If C is a generic curve of genus 5, the subvariety W(1,4) is just the singular locus of W(0,4). The canonical blowup of W(0,4) is the Abel map C^(4) ≈ G(0,4)-->W(0,4), and the inverse image of W(1,4) is a P^1 bundle over it. In the usual blowup of W(0,4) along W(1,4), the inverse image of each point of W(1,4) is a smooth quadric surface. Thus the usual blowup of W(0,4) along W(1,4), is obtained from the canonical blowup G(0,4) by blowing up further along the inverse image C(1,4) of W(1,4). This situation is just the same as the previous one from genus 4, but with parameters. Equivalently, the canonical blowup of W(0,4) along W(1,4), is again obtained by first performing the usual blowup, and then partially blowing down the exceptional locus, a bundle of quadric surfaces over W(1,4), to obtain a P^1 bundle over W(1,4).

As Jack Huizenga suggested, in general perhaps one obtains the canonical blowup of W(r,d) by repeatedly blowing up in the usual sense along subvarieties W(s,d) with s > r, or their total transforms, and finally blowing down partially once.

In the case of the theta divisor of a Prym variety there is no Torelli theorem, and Brill Noether representations and the associated Abel-Prym maps are neither intrinsic to the geometry of the polarized Prym variety, nor birational. Indeed since the Prym theta divisor lies inside W(1,g-1), the Abel-Prym map is generically a P^1 fibration. For these reasons in Appendix C of chapter VI of ACGH there were no analogous results given for Prym varieties. More recently some intrinsic information about the Prym theta divisor, such as the degree of the tangent cone at a point, has been computed in terms of invariants of the curves associated to any representation.
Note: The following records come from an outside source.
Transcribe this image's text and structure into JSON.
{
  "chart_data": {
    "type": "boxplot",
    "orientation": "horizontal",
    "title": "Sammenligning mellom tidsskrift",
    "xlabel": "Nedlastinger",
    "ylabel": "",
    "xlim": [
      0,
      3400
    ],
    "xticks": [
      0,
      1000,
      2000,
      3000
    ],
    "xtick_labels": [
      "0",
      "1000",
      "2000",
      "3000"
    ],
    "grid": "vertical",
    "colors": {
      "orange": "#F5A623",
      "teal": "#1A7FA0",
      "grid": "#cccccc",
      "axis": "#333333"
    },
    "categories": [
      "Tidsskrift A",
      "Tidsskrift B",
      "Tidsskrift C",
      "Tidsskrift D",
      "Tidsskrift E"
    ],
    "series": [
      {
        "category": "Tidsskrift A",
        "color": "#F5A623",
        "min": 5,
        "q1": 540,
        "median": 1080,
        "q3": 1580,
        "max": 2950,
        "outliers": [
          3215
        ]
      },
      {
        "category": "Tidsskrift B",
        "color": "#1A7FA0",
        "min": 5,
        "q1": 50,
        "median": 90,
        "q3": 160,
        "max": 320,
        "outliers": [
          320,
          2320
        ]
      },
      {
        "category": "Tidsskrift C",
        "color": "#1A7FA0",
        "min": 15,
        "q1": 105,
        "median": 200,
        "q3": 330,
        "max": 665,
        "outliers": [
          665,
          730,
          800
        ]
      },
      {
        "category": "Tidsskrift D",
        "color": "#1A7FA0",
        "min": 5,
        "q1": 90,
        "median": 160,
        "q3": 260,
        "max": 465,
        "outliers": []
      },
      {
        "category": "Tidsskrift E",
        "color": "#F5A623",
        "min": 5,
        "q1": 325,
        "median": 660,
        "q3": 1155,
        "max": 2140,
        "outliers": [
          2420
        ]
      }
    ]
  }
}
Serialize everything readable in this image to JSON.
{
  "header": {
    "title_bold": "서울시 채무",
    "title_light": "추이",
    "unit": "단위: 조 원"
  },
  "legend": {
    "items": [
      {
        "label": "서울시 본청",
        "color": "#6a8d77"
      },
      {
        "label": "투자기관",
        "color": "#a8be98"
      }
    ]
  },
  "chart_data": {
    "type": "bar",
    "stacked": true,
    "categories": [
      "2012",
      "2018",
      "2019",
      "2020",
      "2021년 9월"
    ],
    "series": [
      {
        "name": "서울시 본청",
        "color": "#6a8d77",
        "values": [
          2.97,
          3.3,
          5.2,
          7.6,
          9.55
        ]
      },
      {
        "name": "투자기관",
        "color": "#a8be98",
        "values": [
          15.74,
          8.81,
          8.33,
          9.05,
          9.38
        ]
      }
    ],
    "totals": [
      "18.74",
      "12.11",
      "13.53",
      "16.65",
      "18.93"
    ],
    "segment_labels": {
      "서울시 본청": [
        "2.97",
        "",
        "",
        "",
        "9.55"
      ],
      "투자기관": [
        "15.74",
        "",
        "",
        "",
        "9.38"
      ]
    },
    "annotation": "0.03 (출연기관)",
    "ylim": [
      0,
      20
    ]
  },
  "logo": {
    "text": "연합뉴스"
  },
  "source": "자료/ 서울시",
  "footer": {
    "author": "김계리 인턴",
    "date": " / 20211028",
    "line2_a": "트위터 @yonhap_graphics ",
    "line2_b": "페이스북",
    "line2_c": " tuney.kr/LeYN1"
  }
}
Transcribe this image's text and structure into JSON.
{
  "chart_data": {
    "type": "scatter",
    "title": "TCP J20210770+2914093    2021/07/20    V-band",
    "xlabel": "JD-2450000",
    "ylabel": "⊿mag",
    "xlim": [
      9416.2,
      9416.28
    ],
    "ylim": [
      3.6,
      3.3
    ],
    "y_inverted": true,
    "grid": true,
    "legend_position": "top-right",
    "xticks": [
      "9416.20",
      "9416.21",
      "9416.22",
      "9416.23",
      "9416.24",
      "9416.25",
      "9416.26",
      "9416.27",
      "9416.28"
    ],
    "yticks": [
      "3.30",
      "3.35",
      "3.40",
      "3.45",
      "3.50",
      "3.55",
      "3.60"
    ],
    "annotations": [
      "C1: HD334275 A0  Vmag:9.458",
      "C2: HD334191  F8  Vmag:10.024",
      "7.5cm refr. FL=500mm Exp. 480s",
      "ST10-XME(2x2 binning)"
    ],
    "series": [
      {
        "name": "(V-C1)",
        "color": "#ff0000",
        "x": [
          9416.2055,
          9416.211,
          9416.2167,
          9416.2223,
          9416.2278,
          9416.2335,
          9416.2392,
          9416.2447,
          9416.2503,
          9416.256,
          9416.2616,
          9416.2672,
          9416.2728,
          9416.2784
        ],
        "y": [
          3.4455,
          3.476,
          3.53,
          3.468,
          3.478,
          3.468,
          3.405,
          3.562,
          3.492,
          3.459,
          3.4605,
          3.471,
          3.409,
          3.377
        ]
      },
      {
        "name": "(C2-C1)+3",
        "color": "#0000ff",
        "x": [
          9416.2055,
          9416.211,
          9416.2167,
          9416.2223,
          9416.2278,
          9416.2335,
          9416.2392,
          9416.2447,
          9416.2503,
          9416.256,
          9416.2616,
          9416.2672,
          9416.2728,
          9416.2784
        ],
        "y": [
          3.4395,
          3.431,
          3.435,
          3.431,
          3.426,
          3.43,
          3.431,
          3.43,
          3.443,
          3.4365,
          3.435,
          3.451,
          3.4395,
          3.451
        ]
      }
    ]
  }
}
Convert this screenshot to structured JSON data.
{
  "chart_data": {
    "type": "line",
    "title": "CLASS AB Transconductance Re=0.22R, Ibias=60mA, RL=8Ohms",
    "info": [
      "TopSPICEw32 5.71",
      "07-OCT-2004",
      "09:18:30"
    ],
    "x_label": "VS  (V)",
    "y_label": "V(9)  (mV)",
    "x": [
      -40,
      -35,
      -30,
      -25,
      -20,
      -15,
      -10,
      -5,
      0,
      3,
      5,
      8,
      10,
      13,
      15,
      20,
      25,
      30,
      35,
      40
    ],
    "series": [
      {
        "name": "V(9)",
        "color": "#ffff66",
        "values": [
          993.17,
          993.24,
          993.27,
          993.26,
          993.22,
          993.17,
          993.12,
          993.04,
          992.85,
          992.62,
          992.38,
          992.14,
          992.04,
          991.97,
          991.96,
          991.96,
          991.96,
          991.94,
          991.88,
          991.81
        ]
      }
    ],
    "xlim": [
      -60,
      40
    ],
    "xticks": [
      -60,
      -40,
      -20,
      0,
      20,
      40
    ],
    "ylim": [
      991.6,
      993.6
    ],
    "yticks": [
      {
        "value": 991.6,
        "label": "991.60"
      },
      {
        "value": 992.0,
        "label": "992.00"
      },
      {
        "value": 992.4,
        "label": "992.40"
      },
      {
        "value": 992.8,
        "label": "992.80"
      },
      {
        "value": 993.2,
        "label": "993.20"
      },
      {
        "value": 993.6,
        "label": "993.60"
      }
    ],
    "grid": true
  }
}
The primary obstacle to parametrizing the tangent cone is the source spaces of the Abel-Prym map, the Prym divisor varieties, are not always smooth. When a smooth one exists one obtains an analogous parametrization of the tangent cone of the Prym theta divisor, i.e. of the fiber of the usual blowup, by the linear normal bundle to the fiber of the Abel-Prym map, although not a birational one. Even in some non smooth cases, such as a Prym representation of the intermediate Jacobian of a cubic threefold, one can still calculate the parametrization of the tangent cone to the Prym theta divisor by the non linear normal cone along the fiber of the Abel-Prym map.